The whole mess about difficulty modes in video games is so weird to me, because I’ve seen it before. The tabletop roleplaying hobby went through exactly the same thing decades earlier.

I remember the flamewars about how games where you didn’t die instantly at zero hit points were coddling unskilled players and bringing about the downfall of “real” gaming.

I remember it being seriously debated whether making games more mathematically accessible was worth the potential loss of granularity - and, indeed, whether people who were bad at math “deserved” to play at all!
Heck, even a lot of reasoning was word-for-word identical. Folks used to argue with a straight face that of course your new character should start at level 1 when your old character died, no matter what the party’s average level was, because you had to earn the right to enjoy the game “properly” by slogging through multiple sessions with a character who’s bad at everything first.

It’s that noxious combination of “all games should be difficult to play because I’ve invested my entire identity in having mastered that difficulty” and “I want games that don’t cater to the exact mode of play that I prefer to fail, and I want the exact things that I dislike about them to be the reason that they fail“ - well, it’s awful familiar, is what I’m saying.

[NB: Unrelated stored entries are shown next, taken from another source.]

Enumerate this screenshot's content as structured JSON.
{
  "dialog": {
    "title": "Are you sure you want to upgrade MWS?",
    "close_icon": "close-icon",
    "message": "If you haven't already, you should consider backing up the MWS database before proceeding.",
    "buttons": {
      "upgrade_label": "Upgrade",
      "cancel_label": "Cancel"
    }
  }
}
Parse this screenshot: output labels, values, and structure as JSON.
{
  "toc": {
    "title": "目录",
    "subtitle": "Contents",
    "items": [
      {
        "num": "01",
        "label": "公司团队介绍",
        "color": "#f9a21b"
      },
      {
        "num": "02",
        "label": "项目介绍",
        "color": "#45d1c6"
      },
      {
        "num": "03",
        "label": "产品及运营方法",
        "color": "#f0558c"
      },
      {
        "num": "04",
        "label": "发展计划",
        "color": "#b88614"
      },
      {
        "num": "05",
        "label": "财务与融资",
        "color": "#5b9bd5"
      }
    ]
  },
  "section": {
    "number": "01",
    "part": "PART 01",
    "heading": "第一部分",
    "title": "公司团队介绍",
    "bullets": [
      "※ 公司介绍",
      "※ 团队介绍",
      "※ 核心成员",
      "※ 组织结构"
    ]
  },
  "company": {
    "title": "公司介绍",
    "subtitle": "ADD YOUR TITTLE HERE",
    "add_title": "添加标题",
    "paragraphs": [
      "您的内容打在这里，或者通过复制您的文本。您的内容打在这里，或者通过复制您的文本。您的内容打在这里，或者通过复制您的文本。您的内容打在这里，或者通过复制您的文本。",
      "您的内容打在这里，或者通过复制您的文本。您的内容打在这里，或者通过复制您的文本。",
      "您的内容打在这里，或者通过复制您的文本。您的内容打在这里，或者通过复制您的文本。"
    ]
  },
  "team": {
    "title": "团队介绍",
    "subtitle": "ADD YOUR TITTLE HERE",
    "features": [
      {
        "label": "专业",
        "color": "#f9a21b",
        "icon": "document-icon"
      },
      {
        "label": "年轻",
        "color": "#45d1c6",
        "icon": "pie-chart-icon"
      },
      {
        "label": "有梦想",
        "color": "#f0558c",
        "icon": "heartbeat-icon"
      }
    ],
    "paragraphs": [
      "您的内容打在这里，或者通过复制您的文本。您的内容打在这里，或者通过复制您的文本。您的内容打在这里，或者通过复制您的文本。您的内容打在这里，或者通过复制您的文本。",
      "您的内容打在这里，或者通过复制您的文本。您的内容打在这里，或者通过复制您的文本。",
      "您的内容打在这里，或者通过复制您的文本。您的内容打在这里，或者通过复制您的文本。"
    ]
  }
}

I won’t say that the tabletop roleplaying hobby ever entirely got over it - the “games that don’t cater exactly to me should fail” attitude still strongly informs the “Edition Warrior” mindset in D&D circles, for example - but the broader community basically came to a consensus that people who think like this are assholes decades ago, so watching video games describe the same trajectory evokes a strange mix of nostalgia and exasperation.